Libero l'assassino di Trayvon Martin


Libero l'assassino di Trayvon Martin
20/04/2012, 21:04

Libero, su cauzione di 150 mila dollari. Il tribunale della Florida ha così deciso per  George Zimmerman, la guardia privata che il 26 febbraio scorso ha freddato un ragazzo di colore disarmato, Trayvon Martin, di 17 anni.  Ma l'assassino ha pagato, si  comprato la libertà.
Il giudice ha imposto però a Zimmerman la sorveglianza elettronica con il gps, gli ha vietato di portare armi e di fare uso di alcolici e gli ha inoltre vietato di avere contatti con la famiglia della vittima.

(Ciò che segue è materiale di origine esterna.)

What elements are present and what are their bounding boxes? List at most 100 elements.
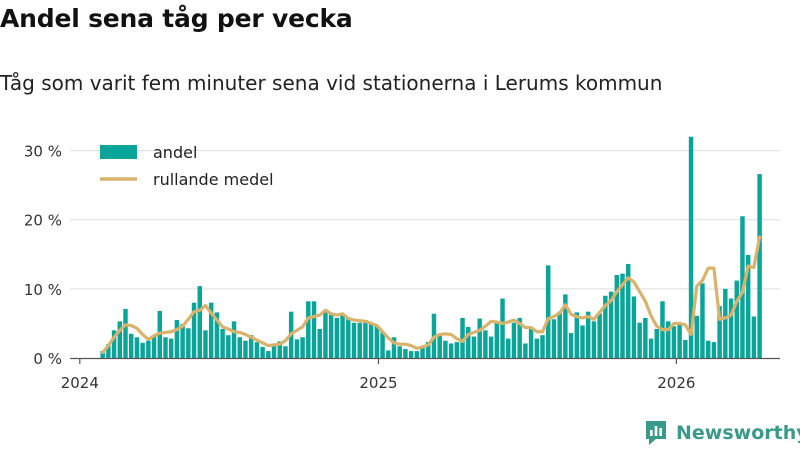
bar — [151, 335, 157, 358]
bar — [220, 328, 225, 358]
bar — [437, 335, 442, 358]
bar — [180, 324, 185, 358]
bar — [368, 323, 374, 358]
bar — [420, 347, 425, 358]
bar — [745, 254, 751, 358]
bar — [443, 340, 448, 358]
bar — [643, 317, 648, 358]
bar — [283, 346, 288, 358]
bar — [168, 338, 174, 358]
bar — [208, 302, 214, 358]
bar — [494, 323, 500, 358]
bar — [677, 323, 682, 358]
legend-label-andel: andel — [153, 143, 197, 162]
bar — [317, 328, 322, 358]
bar — [403, 349, 408, 358]
legend: andel rullande medel — [100, 143, 274, 189]
bar — [711, 342, 717, 358]
bar — [551, 319, 557, 358]
bar — [454, 342, 460, 358]
bar — [471, 336, 477, 358]
bar — [214, 312, 220, 358]
bar — [717, 306, 722, 358]
bar — [380, 332, 385, 358]
bar — [111, 330, 117, 358]
bar — [106, 344, 111, 358]
bar — [574, 312, 580, 358]
bar — [231, 321, 237, 358]
bar — [683, 340, 688, 358]
bar — [374, 326, 380, 358]
bar — [346, 318, 351, 358]
bar — [386, 350, 391, 358]
bar — [203, 330, 208, 358]
grid-lines — [70, 150, 780, 290]
chart-subtitle: Tåg som varit fem minuter sena vid stati… — [0, 71, 663, 95]
bar — [391, 337, 397, 358]
bar — [528, 328, 534, 358]
bar — [694, 315, 699, 358]
bar — [174, 319, 180, 358]
y-tick-label: 10 % — [24, 281, 62, 299]
bar — [654, 328, 659, 358]
bar — [100, 351, 105, 358]
bar — [311, 301, 317, 358]
bar — [254, 342, 260, 358]
bar — [723, 288, 728, 358]
bar — [580, 325, 585, 358]
bar — [591, 321, 597, 358]
line-series — [101, 235, 762, 355]
bar — [603, 295, 608, 358]
y-tick-label: 20 % — [24, 212, 62, 230]
y-tick-label: 0 % — [33, 350, 62, 368]
bar — [477, 318, 482, 358]
bar — [460, 317, 465, 358]
bar — [191, 302, 197, 358]
bar — [563, 294, 568, 358]
bar — [466, 326, 471, 358]
bar — [197, 286, 202, 358]
bar — [294, 339, 300, 358]
bar — [488, 336, 494, 358]
bar — [751, 316, 757, 358]
axes: 0 % 10 % 20 % 30 % 2024 2025 2026 — [24, 143, 780, 392]
bar — [534, 338, 540, 358]
bar — [408, 351, 414, 358]
bar — [614, 275, 620, 358]
bar — [128, 333, 134, 358]
rolling-mean-line — [101, 235, 762, 355]
x-tick-label: 2026 — [657, 374, 695, 392]
bar — [597, 313, 602, 358]
bar — [334, 317, 340, 358]
bar — [300, 337, 305, 358]
y-tick-label: 30 % — [24, 143, 62, 161]
legend-label-rullande-medel: rullande medel — [153, 170, 274, 189]
bar — [568, 333, 574, 358]
bar — [648, 338, 654, 358]
bar — [328, 314, 334, 358]
bar — [260, 346, 265, 358]
bar — [357, 322, 362, 358]
bar — [506, 338, 511, 358]
bar — [688, 136, 694, 358]
bar — [243, 340, 248, 358]
bar — [340, 313, 345, 358]
chart-area: 0 % 10 % 20 % 30 % 2024 2025 2026 andel rulland… — [24, 136, 780, 392]
bar — [500, 298, 505, 358]
x-tick-label: 2024 — [61, 374, 99, 392]
bar — [523, 343, 528, 358]
bar — [248, 335, 254, 358]
bar — [511, 322, 517, 358]
brand: Newsworthy — [644, 419, 800, 447]
bar — [557, 311, 562, 358]
bar — [585, 311, 591, 358]
bar — [546, 265, 551, 358]
bar — [517, 317, 522, 358]
bar — [351, 322, 357, 358]
bar — [123, 308, 128, 358]
bar — [397, 346, 402, 358]
bar — [237, 337, 242, 358]
brand-name: Newsworthy — [676, 422, 800, 444]
bar — [705, 340, 711, 358]
bar — [483, 330, 488, 358]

L'imputato si è scusato con i familiari del ragazzo. Il vigilantes ha affermato di essere dispiaciuto, non sapeva - a suo dire - che il ragazzo era disarmato ed avrebbe sparato per legittima difesa, dopo essere stato aggredito. Ma Trayvon è stato preso alle spalle. Stava andando a comprare le caramelle.
 


«DISPIACIUTO» - Zimmerman, in attesa di processo per omicidio di secondo grado, è salito sul banco dei testimoni per poche dichiarazioni in cui si è scusato con la famiglia del ragazzo per avergli sparato. Il vigilante ha detto «di essere dispiaciuto» e ha aggiunto che al momento del confronto con lui non sapeva di trattasse di un 17enne disarmato. Il vigilante volontario ha affermato di aver sparato per legittima difesa, dopo essere stato aggredito. Trayvon è stato ucciso mentre camminava per strada con il cappuccio alzato, per andare a comprare le caramelle.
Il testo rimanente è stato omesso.